Démétrios posa ses mains sur celles de la jeune femme en appuyant doucement...

– A présent, dit-il, l’enfant est né... vous êtes délivrée. Instantanément,  Marguerite  s’apaisa.  Un  sourire émerveillé illumina son visage. On put la voir tendre ses mains vers un bébé imaginaire, le prendre contre sa poitrine, le bercer doucement, l’embrasser. Ce bonheur serein, étendu sur ce petit visage émacié, avait quelque chose de poignant... Mais, soudain, ce fut le drame. Épouvantés, les spectateurs virent Marguerite serrer ses bras contre sa poitrine avec une expression terrifiée et farouche tout à la fois, comme si une affreuse menace s’abattait sur elle. On la vit lutter de son mieux mais elle était sans doute vaincue d’avance. Et tout à coup, elle cria d’une voix enrouée, comme rouillée :

– Mon fils ! Rendez-moi mon fils ! ... Vous ne pouvez pas le prendre ! C’est mon enfant... ayez pitié !
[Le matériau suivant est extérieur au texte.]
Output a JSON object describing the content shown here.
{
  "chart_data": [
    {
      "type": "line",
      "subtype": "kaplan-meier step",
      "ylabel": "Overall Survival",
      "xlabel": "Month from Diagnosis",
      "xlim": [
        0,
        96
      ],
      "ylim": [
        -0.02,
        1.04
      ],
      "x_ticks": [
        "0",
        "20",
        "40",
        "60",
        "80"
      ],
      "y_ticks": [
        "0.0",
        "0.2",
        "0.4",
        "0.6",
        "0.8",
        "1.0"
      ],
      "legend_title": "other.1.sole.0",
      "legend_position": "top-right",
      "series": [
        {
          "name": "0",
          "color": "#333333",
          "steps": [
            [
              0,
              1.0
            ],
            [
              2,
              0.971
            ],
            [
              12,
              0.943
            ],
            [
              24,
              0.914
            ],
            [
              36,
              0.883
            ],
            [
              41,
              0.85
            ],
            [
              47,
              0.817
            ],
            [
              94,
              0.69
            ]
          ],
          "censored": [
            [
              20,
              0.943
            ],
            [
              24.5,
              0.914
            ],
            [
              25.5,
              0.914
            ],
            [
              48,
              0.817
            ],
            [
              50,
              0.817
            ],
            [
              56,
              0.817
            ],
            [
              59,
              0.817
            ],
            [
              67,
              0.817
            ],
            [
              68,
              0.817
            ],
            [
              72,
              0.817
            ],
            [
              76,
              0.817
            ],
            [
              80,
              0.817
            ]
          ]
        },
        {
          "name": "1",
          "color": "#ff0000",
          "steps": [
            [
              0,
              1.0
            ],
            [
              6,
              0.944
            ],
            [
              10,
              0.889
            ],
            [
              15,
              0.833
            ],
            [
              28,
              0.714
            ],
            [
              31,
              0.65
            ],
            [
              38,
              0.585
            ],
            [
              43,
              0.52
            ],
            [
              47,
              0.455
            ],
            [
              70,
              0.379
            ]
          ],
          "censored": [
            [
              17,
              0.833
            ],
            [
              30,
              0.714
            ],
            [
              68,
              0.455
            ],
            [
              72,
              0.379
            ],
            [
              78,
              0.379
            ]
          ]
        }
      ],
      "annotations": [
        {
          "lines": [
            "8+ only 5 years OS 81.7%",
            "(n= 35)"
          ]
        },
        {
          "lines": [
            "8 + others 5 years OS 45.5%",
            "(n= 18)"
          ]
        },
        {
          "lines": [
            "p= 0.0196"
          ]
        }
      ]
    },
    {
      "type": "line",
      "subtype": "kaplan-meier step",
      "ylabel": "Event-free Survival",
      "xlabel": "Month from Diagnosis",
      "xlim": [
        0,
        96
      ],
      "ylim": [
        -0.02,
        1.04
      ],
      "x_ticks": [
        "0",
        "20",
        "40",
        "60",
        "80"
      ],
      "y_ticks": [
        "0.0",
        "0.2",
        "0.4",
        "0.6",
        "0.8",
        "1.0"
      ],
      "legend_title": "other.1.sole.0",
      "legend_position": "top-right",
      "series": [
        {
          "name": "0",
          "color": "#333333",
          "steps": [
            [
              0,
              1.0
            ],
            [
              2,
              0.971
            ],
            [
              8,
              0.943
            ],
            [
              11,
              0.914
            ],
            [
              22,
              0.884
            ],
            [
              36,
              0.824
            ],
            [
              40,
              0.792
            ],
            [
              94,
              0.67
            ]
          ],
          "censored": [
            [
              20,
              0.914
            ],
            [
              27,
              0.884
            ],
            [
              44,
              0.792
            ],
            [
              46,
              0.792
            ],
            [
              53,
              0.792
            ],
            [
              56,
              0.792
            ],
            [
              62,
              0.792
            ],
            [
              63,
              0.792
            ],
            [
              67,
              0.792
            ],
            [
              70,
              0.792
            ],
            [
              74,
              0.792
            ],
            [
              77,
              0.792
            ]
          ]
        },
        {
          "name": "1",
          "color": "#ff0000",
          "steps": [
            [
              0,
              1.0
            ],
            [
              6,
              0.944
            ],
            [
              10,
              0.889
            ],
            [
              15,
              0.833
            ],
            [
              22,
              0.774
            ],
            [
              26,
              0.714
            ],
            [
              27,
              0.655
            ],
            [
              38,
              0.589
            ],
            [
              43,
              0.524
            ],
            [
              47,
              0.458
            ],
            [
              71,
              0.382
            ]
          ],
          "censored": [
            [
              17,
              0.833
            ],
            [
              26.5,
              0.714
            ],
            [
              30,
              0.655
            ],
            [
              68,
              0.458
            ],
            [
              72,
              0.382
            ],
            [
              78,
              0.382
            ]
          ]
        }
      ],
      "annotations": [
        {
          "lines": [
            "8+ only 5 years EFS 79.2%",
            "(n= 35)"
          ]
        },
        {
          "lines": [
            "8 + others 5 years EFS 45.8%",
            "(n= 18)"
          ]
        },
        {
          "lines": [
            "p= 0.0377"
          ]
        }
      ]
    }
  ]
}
Elle ouvrait la bouche pour pousser un cri qui aurait dû être inhumain, mais déjà Démétrios avait imposé ses mains sur la tête de la malheureuse et ordonnait :

– Ne criez pas, Marguerite ! Tout est fini... Ne pensez plus à cet instant où vous avez atteint le sommet de la souffrance humaine. Vous n’avez pas eu ce cri... Vous pouvez encore parler... N’est-ce pas que vous pouvez encore parler ?

Encore haletante et couverte de sueur, la jeune femme ressemblait à une naufragée qui vient d’atteindre une plage après une lutte épuisante. Fiora voulut la prendre dans ses bras mais, d’un geste, Démétrios la cloua sur place...

– Répondez-moi, Marguerite ! Pouvez-vous parler, Dites : Je le peux...

– Je... le peux...

La voix était faible, rocailleuse, mais cependant nette.

– C’est bien, dit Démétrios. A présent, reposez-vous ! Vous avez fourni un effort terrible mais le mal est vaincu... Dans un instant je vais vous réveiller. Vous ne vous souviendrez plus d’avoir revécu ce martyre et vous pourrez maintenant parler tout à votre aise à ceux qui vous entourent et qui vous aiment. Vous m’avez entendu ?

– Oui... j’ai entendu.

– Alors, je vais donc vous rappeler parmi nous. Vous vous éveillerez quand je prononcerai votre nom. Attention ! Marguerite, ouvrez les yeux !

Et les yeux s’ouvrirent en effet sur un regard un peu égaré qui se tourna d’abord vers le visage attentif du médecin puis ceux émerveillés de Fiora et de Léonarde que la lumière jaune découpait sur l’obscurité de la chambre. Un peu plus loin, Esteban, d’une main qui tremblait, rallumait le chandelier. Fiora s’approcha de Marguerite et l’embrassa :

– Vous êtes guérie, mon amie. Votre voix est revenue.

– Ma voix ? ... C’est vrai... Oh ! que s’est-il passé ? Il me semble que je viens de faire un rêve... un rêve effrayant...

– Ce n’était qu’un rêve mais les forces maudites qui tenaient votre voix prisonnière ont été vaincues. Désormais vous êtes et serez comme tout le monde et nous pourrons parler ensemble !

Esteban qui s’était absenté un instant revint avec un pot et des gobelets.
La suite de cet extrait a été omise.